Doc Savage avanzó, lentamente, hacia los otros: se adelantaba seguro de sí mismo y esta confianza aterraba a Squint y sus secuaces. Los criminales tenían la impresión de que una muerte implacable avanzaba hacia ellos y que no escaparían del castigo. En los ojos dorados no asomaba el menor destello de misericordia. Dos de aquellos hombres inmunes asesinaron a su amigo Jerome Coffern, robando a la humanidad uno de sus más grandes químicos. Y por ese delito, serían castigados sin la menor compasión.

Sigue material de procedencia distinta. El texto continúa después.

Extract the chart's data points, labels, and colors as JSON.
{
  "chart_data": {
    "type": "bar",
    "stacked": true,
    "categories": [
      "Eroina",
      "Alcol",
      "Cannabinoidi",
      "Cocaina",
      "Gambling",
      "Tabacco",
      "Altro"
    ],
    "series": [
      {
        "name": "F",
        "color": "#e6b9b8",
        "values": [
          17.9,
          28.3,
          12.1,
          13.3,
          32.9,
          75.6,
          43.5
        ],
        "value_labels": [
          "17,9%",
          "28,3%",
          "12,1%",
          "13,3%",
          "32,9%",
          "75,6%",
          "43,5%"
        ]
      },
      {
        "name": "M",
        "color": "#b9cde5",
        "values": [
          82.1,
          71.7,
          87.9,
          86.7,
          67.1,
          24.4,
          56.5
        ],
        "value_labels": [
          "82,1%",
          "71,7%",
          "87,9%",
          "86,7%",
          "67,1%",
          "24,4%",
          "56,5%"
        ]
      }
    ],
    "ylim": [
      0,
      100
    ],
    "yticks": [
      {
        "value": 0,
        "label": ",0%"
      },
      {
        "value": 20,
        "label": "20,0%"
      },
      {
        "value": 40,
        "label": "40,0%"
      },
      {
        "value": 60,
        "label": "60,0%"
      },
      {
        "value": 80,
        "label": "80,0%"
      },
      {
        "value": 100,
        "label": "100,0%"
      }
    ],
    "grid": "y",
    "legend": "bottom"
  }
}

Los tres cómplices que no participaron directamente en el crimen, también sufrieron la furia de Doc, pues los juzgaba culpables.

El código de Savage era muy severo, pues administraba la justicia de manera inexorable, sin compasión, donde era merecida. La justicia de Doc se regía por unas leyes personales, que producían resultados asombrosos. Los criminales a quienes se la aplicaba, no ingresaban en la cárcel; o aprendían una lección que les convertía en hombres honrados por el resto de sus vidas, o… morían. Doc Savage no hacía las cosas a medias.

Profiriendo un grito de desesperación y espanto, un hombre saltó en dirección del coche de turismo y arrancó los tablones del suelo, bajo el cual estaban escondidas las pistolas ametralladoras. Era el individuo que ayudó a Squint a asesinar a Jerome Coffern.

Doc Savage lo sabía; la tierra blanda adherida a los zapatos del individuo y a los de Squint, confirmó sus sospechas; la tierra blanda provenía de los terrenos de los laboratorios de la compañía Mamut.

Dando un salto rápido, se lanzó sobre el asesino. Sus manos gigantescas y bronceadas, y brazos musculosos, sacaron al sujeto del coche de turismo como si fuera un ratón. El hombre consiguió apoderarse de una pistola. Pero el dolor terrible de aquellos dedos metálicos que le trituraban las carnes, le impidieron utilizarla. Squint y los otros cobardes, intentaron refugiarse en la casa décima.

Levantando en peso a su víctima y blandiéndola como una porra, Doc Savage los hizo retroceder a golpes. Semejaba un gato gigantesco entre ellos.

Squint giró sobre sus talones y huyó, frenético, seguido de los otros tres, en dirección a Riverside Drive. El hombre que Doc sujetaba logró disparar su pistola; la bala rebotó a los pies de Savage, quien entonces alargó una mano bronceada. La víctima gritó cuando los dedos de acero hicieron presa en su muñeca. Pataleó, dio un manotazo al pecho de su aprehensor, desgarrando el bolsillo donde éste guardó la cápsula metálica que contuviera la substancia que disolvió el cuerpo de Jerome Coffern.

La cápsula del extraño metal rodó por el suelo, desapareciendo entre los barrotes del ventilador de unos sótanos.